Auburn after reading: Sen. Tommy Tuberville (R-Al.) questioned the timing of the inauguration on January 20, locaL station CBS42 reports. "We probably could have had a swearing-in and inauguration later after we got this virus behind us a little bit. Again, we’re talking about Washington, D.C.,” Tuberville said.

  • Perhaps, he almost turned crimson: “The 20th Amendment to the Constitution requires that the inauguration and swearing-in of a new president take place on January 20th," the station adds. "It wasn’t clear if Tuberville was aware of that during the interview.” This isn't the first time something like this has happened.

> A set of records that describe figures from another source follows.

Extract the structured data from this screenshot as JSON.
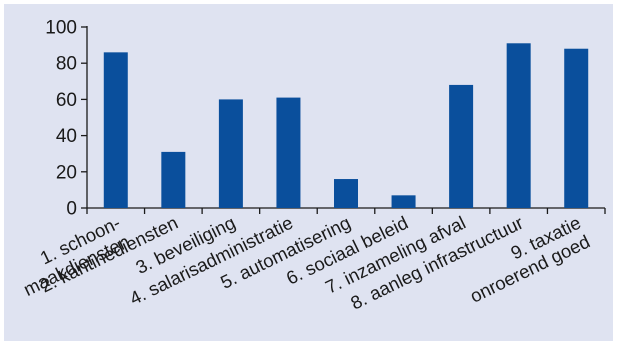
{
  "chart_data": {
    "type": "bar",
    "categories": [
      [
        "1. schoon-",
        "maakdiensten"
      ],
      [
        "2. kantinediensten"
      ],
      [
        "3. beveiliging"
      ],
      [
        "4. salarisadministratie"
      ],
      [
        "5. automatisering"
      ],
      [
        "6. sociaal beleid"
      ],
      [
        "7. inzameling afval"
      ],
      [
        "8. aanleg infrastructuur"
      ],
      [
        "9. taxatie",
        "onroerend goed"
      ]
    ],
    "values": [
      86,
      31,
      60,
      61,
      16,
      7,
      68,
      91,
      88
    ],
    "ylim": [
      0,
      100
    ],
    "yticks": [
      "0",
      "20",
      "40",
      "60",
      "80",
      "100"
    ],
    "grid": false,
    "colors": {
      "bar": "#0a4f9c",
      "background": "#dfe3f1"
    }
  }
}
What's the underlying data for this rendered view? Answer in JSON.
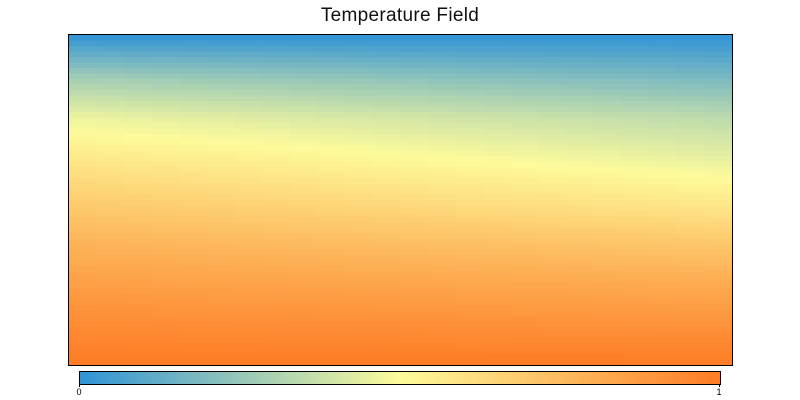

Tuberville previously misidentified the three branches of government. “You know, the House, the Senate, and the executive,” he said at the time. The correct answer is legislative, judicial and executive.
Kirk Burkhalter, a former NYPD detective, examined the confrontation between Capitol Police officer Eugene Goodman and rioters at the U.S. Capitol. (Video: The Washington Post, Photo: Igor Bobic/ HuffPost via Storyful/The Washington Post)

Honoring a hero: “The Black Capitol Police officer who faced off against a mob of predominantly White rioters Jan. 6 may soon receive more than just praise for his actions. A bipartisan group of federal lawmakers announced that they would introduce a bill to award Officer Eugene Goodman the Congressional Gold Medal, one of the highest awards a civilian can receive in the United States,” Rebecca Tan reports.